Le ROS a également stimulé la scène des start-ups. D’une manière générale, le secteur de la robotique compte actuellement un grand nombre de jeunes entreprises qui développent de nouvelles solutions. L’association sectorielle International Federation of Robotics estime qu’environ deux tiers d’entre elles utilisent le framework open source.
L’une d’entre elles est Drag&Bot. Comme quelques autres start-ups, l’entreprise s’est fixé pour objectif de simplifier la manipulation des robots. Drag&Bot est une spin-off du Fraunhofer IPA et propose aux entreprises un ensemble de modules logiciels prêts à l’emploi. Ceux-ci peuvent être facilement assemblés par glisser-déposer pour former le programme de robot souhaité. Il n’est pas nécessaire d’avoir des connaissances spécifiques en robotique. Grâce à ROS, le logiciel Drag&Bot peut être utilisé pour les robots de différents fabricants.
Les grands fournisseurs informatiques comme Google ou Amazon ont également reconnu les avantages de ROS. Ainsi, des plateformes de développement pour ROS sont désormais disponibles dans le cloud. Ceux qui utilisent cette offre peuvent donc faire tourner leur application robotique directement dans le cloud.
Systèmes ROS : du quadrupède au bras robotisé
Ces exemples montrent l’étendue de l’éventail des ROS. Et outre les AGV et les robots industriels, de nombreux autres types de robots peuvent être programmés sur la base de ROS, du drone au robot à quatre pattes.
Les robots de la série Quadruped Go2 Air d’Unitree font partie de ces derniers. Les robots Quadruped conviennent à la recherche et au développement de systèmes autonomes dans les domaines de l’interaction robot-humain, du SLAM et du transport. Grâce à leurs quatre jambes, ils peuvent se déplacer sur de nombreux types de terrains différents. Ils atteignent ainsi une vitesse de 3,7 m/s, soit 11,88 km/h.
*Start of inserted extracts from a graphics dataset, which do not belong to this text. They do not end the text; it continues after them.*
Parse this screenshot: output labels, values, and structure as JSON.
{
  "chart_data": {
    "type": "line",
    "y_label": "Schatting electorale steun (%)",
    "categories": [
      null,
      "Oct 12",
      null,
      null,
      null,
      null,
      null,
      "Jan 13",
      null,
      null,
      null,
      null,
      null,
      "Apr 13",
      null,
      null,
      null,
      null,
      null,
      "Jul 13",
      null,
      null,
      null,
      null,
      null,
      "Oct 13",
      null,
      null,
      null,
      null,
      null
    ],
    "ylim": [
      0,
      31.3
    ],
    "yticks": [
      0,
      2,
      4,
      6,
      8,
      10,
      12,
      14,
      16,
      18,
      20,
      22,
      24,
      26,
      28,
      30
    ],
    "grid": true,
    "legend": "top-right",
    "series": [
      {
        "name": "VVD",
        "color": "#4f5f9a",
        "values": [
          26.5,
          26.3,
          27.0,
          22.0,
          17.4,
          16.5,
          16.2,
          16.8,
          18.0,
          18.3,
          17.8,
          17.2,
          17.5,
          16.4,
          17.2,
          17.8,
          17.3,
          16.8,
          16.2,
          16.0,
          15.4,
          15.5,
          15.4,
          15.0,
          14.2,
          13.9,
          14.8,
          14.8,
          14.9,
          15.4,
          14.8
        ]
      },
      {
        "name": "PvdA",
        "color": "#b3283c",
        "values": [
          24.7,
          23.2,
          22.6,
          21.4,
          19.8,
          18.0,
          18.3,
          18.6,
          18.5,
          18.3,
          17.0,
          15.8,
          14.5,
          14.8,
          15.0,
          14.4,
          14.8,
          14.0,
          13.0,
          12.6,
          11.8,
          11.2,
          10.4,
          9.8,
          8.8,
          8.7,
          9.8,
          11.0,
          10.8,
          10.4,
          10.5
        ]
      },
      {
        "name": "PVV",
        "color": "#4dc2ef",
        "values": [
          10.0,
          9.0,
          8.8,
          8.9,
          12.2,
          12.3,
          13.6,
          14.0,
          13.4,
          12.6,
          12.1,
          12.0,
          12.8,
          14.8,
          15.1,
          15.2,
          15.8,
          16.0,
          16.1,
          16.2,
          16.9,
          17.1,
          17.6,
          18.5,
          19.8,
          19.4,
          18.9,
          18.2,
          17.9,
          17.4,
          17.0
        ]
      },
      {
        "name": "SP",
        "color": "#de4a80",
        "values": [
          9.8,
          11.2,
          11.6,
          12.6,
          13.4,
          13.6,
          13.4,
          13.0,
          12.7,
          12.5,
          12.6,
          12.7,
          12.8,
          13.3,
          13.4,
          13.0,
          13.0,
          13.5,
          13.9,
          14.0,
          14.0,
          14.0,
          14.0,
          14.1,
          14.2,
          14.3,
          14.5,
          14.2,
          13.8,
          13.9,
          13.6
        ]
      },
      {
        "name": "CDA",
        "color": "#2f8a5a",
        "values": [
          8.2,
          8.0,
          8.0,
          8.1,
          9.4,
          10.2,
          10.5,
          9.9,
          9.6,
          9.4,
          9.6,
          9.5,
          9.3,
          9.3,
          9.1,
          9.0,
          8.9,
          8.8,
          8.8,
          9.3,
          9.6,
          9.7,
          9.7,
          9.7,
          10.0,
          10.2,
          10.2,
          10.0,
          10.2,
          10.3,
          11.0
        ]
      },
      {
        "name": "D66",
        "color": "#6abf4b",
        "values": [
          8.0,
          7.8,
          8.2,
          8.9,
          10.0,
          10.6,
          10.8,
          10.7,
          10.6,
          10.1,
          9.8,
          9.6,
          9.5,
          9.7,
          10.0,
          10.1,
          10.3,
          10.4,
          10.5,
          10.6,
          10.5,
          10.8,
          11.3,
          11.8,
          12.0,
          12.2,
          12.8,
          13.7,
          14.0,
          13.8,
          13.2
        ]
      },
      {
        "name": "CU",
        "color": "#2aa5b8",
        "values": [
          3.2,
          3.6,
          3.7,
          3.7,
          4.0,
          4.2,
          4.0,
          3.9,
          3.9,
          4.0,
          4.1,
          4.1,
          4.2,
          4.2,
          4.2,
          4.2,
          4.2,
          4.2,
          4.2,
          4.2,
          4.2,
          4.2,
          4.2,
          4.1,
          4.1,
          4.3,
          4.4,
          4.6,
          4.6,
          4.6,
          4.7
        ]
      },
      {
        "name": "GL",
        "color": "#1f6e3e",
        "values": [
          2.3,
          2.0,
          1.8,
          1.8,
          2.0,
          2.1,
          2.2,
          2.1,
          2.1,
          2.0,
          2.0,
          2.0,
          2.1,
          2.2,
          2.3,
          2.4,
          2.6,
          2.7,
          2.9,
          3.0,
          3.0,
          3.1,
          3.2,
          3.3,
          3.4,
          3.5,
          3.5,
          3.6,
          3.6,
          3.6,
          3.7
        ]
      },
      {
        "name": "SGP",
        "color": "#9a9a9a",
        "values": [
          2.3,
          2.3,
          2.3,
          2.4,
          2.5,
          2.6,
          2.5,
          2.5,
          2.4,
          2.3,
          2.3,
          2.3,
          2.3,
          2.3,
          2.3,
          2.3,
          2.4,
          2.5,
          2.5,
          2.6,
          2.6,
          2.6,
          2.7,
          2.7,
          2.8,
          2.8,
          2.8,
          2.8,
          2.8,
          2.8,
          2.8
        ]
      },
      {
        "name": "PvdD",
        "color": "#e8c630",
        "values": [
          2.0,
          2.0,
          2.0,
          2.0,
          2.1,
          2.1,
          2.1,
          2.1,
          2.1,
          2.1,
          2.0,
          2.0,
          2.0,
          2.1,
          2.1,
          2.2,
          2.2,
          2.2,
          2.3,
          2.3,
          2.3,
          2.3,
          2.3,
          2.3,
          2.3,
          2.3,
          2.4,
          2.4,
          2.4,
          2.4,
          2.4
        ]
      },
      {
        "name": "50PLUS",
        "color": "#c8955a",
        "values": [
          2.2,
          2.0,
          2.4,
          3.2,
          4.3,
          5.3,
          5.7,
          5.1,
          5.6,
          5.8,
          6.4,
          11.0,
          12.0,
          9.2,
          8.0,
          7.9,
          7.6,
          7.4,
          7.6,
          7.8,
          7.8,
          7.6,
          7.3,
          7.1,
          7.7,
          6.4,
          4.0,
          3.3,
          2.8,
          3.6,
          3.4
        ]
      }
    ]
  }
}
Le TB3 BURGER 4 2GB est également un robot mobile, équipé d’un Raspberry Pi 3, d’un système LiDAR, d’une unité de commande OpenCR et de deux servomoteurs Dynamixel. Grâce à ces composants, des données de mesure fiables peuvent être générées et traitées. En outre, la carte contrôleur offre toute une série de possibilités d’extension, par exemple pour commander un bras de robot ou pour implémenter d’autres capteurs. Le robot est ainsi adapté aux applications SLAM et de navigation. Turtlebot3 est la plate-forme de développement officielle de ROS.org pour les entreprises, les instituts de recherche et les universités.
Les bras robotiques de bureau peuvent également être pilotés avec ROS. Il s’agit notamment de l’UFactory xArm, qui dispose d’une charge utile allant jusqu’à 5 kg et d’une portée allant jusqu’à 700 mm.
Conclusion
Robotic Operating System a le potentiel de libérer la robotique de nombreuses contraintes et pourrait ainsi faire avancer de manière décisive le développement dans ce domaine. Grâce au framework, il est possible d’utiliser la technologie indépendamment des fabricants et de créer relativement facilement les applications correspondantes. ROS contribue ainsi à ce qu’à l’avenir, beaucoup plus d’utilisateurs puissent profiter des possibilités offertes par l’utilisation de robots. ROS est ainsi en train de quasiment démocratiser la robotique.